History
- Name: Empire Atoll (1941-46); Hadrian Coast (1946-67); Elda (1967-70);
- Owner: Ministry of War Transport (1941-46); Coast Lines Ltd (1946-67); E Davidou & others, Greece (1967-70);
- Operator: Coast Lines Ltd (1942-67); E Davidou & others (1967-70);
- Port of registry: Liverpool (1941-67); Piraeus (1967-70);
- Builder: Ardrossan Dockyard Ltd, Ardrossan
- Yard number: 385
- Launched: 12 July 1941
- Completed: January 1942
- Identification: Official Number 168807 (1941-67); Code Letters BOSZ (1941-46); ;
- Fate: Wrecked 10 January 1970

General characteristics
- Tonnage: 693 GRT; 990 long tons deadweight (DWT);
- Length: 201 ft 3 in (61.34 m)
- Beam: 33 ft 2 in (10.11 m)
- Depth: 11 ft 7 in (3.53 m)
- Propulsion: 2 x 7 cylinder SCSA diesel engines (British Auxiliaries Ltd, Glasgow) 1,120 hp (840 kW)
- Speed: 11 knots (20 km/h)
- Capacity: 50,604 cubic feet (1,432.9 m^{3}) refrigerated cargo space

= MV Empire Atoll =

World War II merchant ship of the United Kingdom

Empire Atoll was a British 693 ton refrigerated coaster which was built to the order of Coast Lines Ltd. She was requisitioned by Ministry of War Transport, being returned to Coast Lines in 1946 and renamed Hadrian Coast. She was sold to Greece in 1967 and renamed Elda. She was shipwrecked near Mehidia, Morocco on 10 January 1970.

==History==

===War service===

Empire Atoll was built by Ardrossan Dockyard Ltd, Ardrossan as yard number 385. She was powered by two 7 cylinder diesel engines. She was built to the order of Coast Line Ltd and was the only refrigerated coaster built in wartime in the UK. She was launched on 12 July 1941 and completed in January 1942. She was built for Coast Lines Ltd but was requisitioned by the MoWT, operating under the management of Coast Lines. Her port of registry was Liverpool.

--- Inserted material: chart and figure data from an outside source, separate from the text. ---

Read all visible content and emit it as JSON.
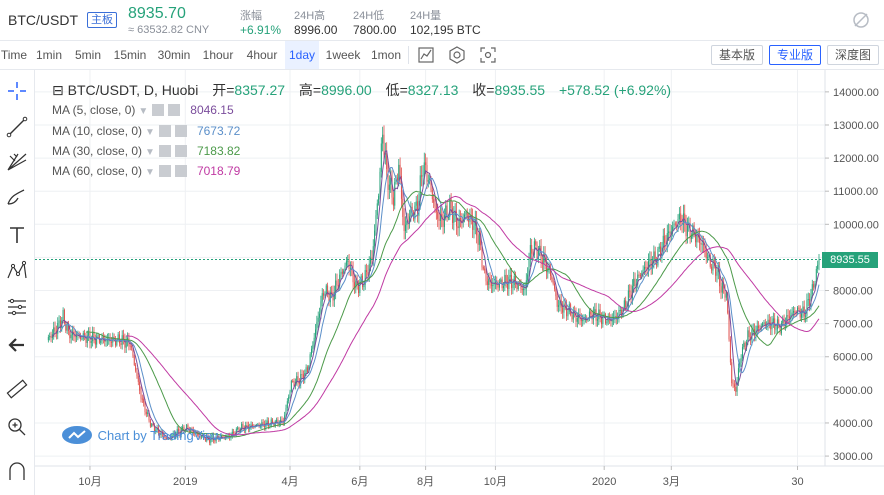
{
  "ticker": {
    "pair": "BTC/USDT",
    "tag": "主板",
    "price": "8935.70",
    "cny": "≈ 63532.82 CNY",
    "stats": [
      {
        "label": "涨幅",
        "value": "+6.91%",
        "positive": true
      },
      {
        "label": "24H高",
        "value": "8996.00",
        "positive": false
      },
      {
        "label": "24H低",
        "value": "7800.00",
        "positive": false
      },
      {
        "label": "24H量",
        "value": "102,195 BTC",
        "positive": false
      }
    ]
  },
  "toolbar": {
    "timeframes": [
      "Time",
      "1min",
      "5min",
      "15min",
      "30min",
      "1hour",
      "4hour",
      "1day",
      "1week",
      "1mon"
    ],
    "active_timeframe": "1day",
    "views": [
      "基本版",
      "专业版",
      "深度图"
    ],
    "active_view": "专业版"
  },
  "legend": {
    "symbol": "BTC/USDT, D, Huobi",
    "open_label": "开=",
    "open": "8357.27",
    "high_label": "高=",
    "high": "8996.00",
    "low_label": "低=",
    "low": "8327.13",
    "close_label": "收=",
    "close": "8935.55",
    "change": "+578.52 (+6.92%)",
    "ma": [
      {
        "label": "MA (5, close, 0)",
        "value": "8046.15",
        "color": "#7b4d9c"
      },
      {
        "label": "MA (10, close, 0)",
        "value": "7673.72",
        "color": "#5b8fc9"
      },
      {
        "label": "MA (30, close, 0)",
        "value": "7183.82",
        "color": "#4c9a4a"
      },
      {
        "label": "MA (60, close, 0)",
        "value": "7018.79",
        "color": "#c03aa3"
      }
    ]
  },
  "branding": {
    "text": "Chart by TradingView"
  },
  "colors": {
    "up": "#26a27a",
    "down": "#e0524f",
    "grid": "#eef0f3",
    "axis_text": "#555555"
  },
  "chart_data": {
    "type": "candlestick",
    "y_ticks": [
      3000,
      4000,
      5000,
      6000,
      7000,
      8000,
      9000,
      10000,
      11000,
      12000,
      13000,
      14000
    ],
    "y_tick_labels": [
      "3000.00",
      "4000.00",
      "5000.00",
      "6000.00",
      "7000.00",
      "8000.00",
      "9000.00",
      "10000.00",
      "11000.00",
      "12000.00",
      "13000.00",
      "14000.00"
    ],
    "ylim": [
      2700,
      14600
    ],
    "x_ticks": [
      "10月",
      "2019",
      "4月",
      "6月",
      "8月",
      "10月",
      "2020",
      "3月",
      "30"
    ],
    "last_price_label": "8935.55",
    "last_price": 8935.55,
    "close_path": [
      [
        0,
        6500
      ],
      [
        8,
        6900
      ],
      [
        12,
        7200
      ],
      [
        16,
        6700
      ],
      [
        25,
        6600
      ],
      [
        35,
        6550
      ],
      [
        45,
        6500
      ],
      [
        55,
        6500
      ],
      [
        62,
        6400
      ],
      [
        66,
        5600
      ],
      [
        70,
        4800
      ],
      [
        74,
        4300
      ],
      [
        78,
        3900
      ],
      [
        84,
        3700
      ],
      [
        90,
        3500
      ],
      [
        96,
        3700
      ],
      [
        104,
        3850
      ],
      [
        112,
        3650
      ],
      [
        120,
        3500
      ],
      [
        128,
        3550
      ],
      [
        136,
        3600
      ],
      [
        144,
        3850
      ],
      [
        152,
        3900
      ],
      [
        160,
        3950
      ],
      [
        168,
        4000
      ],
      [
        176,
        4050
      ],
      [
        182,
        5200
      ],
      [
        188,
        5300
      ],
      [
        194,
        5600
      ],
      [
        200,
        6800
      ],
      [
        206,
        8000
      ],
      [
        212,
        7800
      ],
      [
        218,
        8400
      ],
      [
        224,
        8900
      ],
      [
        230,
        8100
      ],
      [
        236,
        8300
      ],
      [
        242,
        9000
      ],
      [
        247,
        11000
      ],
      [
        250,
        12800
      ],
      [
        253,
        11500
      ],
      [
        258,
        10800
      ],
      [
        262,
        11800
      ],
      [
        266,
        9800
      ],
      [
        270,
        10300
      ],
      [
        276,
        10500
      ],
      [
        280,
        11800
      ],
      [
        284,
        11400
      ],
      [
        290,
        10300
      ],
      [
        294,
        10100
      ],
      [
        300,
        10500
      ],
      [
        306,
        10000
      ],
      [
        312,
        10300
      ],
      [
        318,
        10000
      ],
      [
        322,
        9500
      ],
      [
        326,
        8400
      ],
      [
        330,
        8200
      ],
      [
        338,
        8200
      ],
      [
        344,
        8300
      ],
      [
        350,
        8200
      ],
      [
        356,
        8000
      ],
      [
        360,
        9200
      ],
      [
        364,
        9300
      ],
      [
        370,
        8900
      ],
      [
        376,
        8400
      ],
      [
        380,
        7600
      ],
      [
        388,
        7400
      ],
      [
        394,
        7200
      ],
      [
        400,
        7100
      ],
      [
        406,
        7300
      ],
      [
        412,
        7200
      ],
      [
        418,
        7100
      ],
      [
        424,
        7200
      ],
      [
        430,
        7500
      ],
      [
        436,
        8100
      ],
      [
        442,
        8500
      ],
      [
        448,
        8800
      ],
      [
        454,
        9000
      ],
      [
        460,
        9500
      ],
      [
        466,
        9900
      ],
      [
        472,
        10200
      ],
      [
        478,
        9800
      ],
      [
        482,
        9700
      ],
      [
        488,
        9400
      ],
      [
        494,
        8800
      ],
      [
        498,
        8700
      ],
      [
        502,
        8100
      ],
      [
        506,
        7900
      ],
      [
        510,
        5200
      ],
      [
        513,
        5000
      ],
      [
        517,
        6100
      ],
      [
        522,
        6600
      ],
      [
        528,
        6800
      ],
      [
        534,
        7000
      ],
      [
        540,
        7000
      ],
      [
        546,
        6900
      ],
      [
        552,
        7200
      ],
      [
        558,
        7400
      ],
      [
        564,
        7300
      ],
      [
        570,
        8000
      ],
      [
        575,
        8900
      ]
    ],
    "ma_series": [
      {
        "label": "MA5",
        "color": "#7b4d9c"
      },
      {
        "label": "MA10",
        "color": "#5b8fc9"
      },
      {
        "label": "MA30",
        "color": "#4c9a4a"
      },
      {
        "label": "MA60",
        "color": "#c03aa3"
      }
    ]
  }
}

Empire Atoll was a member of a number of convoys during the Second World War.

- FS 33
Convoy FS 33 sailed from Methil on 7 February 1943 and arrived in London on 10 February. Empire Atoll was carrying a cargo of frozen meat.

===Postwar===
In 1946, Empire Atoll reverted to Coast Lines and was renamed Hadrian Coast. She was sold to E Davidou & others, Greece in 1967 and renamed Elda. Her port of registry was changed to Piraeus. On 10 January 1970, Elda dragged her anchors and grounded near Mehidia, Morocco after developing engine trouble and a leak on a voyage between Ravenna, Italy and Kenitra, Morocco. She was a total loss.

==Official number and code letters==
Official Numbers were a forerunner to IMO Numbers.

Empire Atoll had the UK Official Number 168807 and used the Code Letters BOSZ.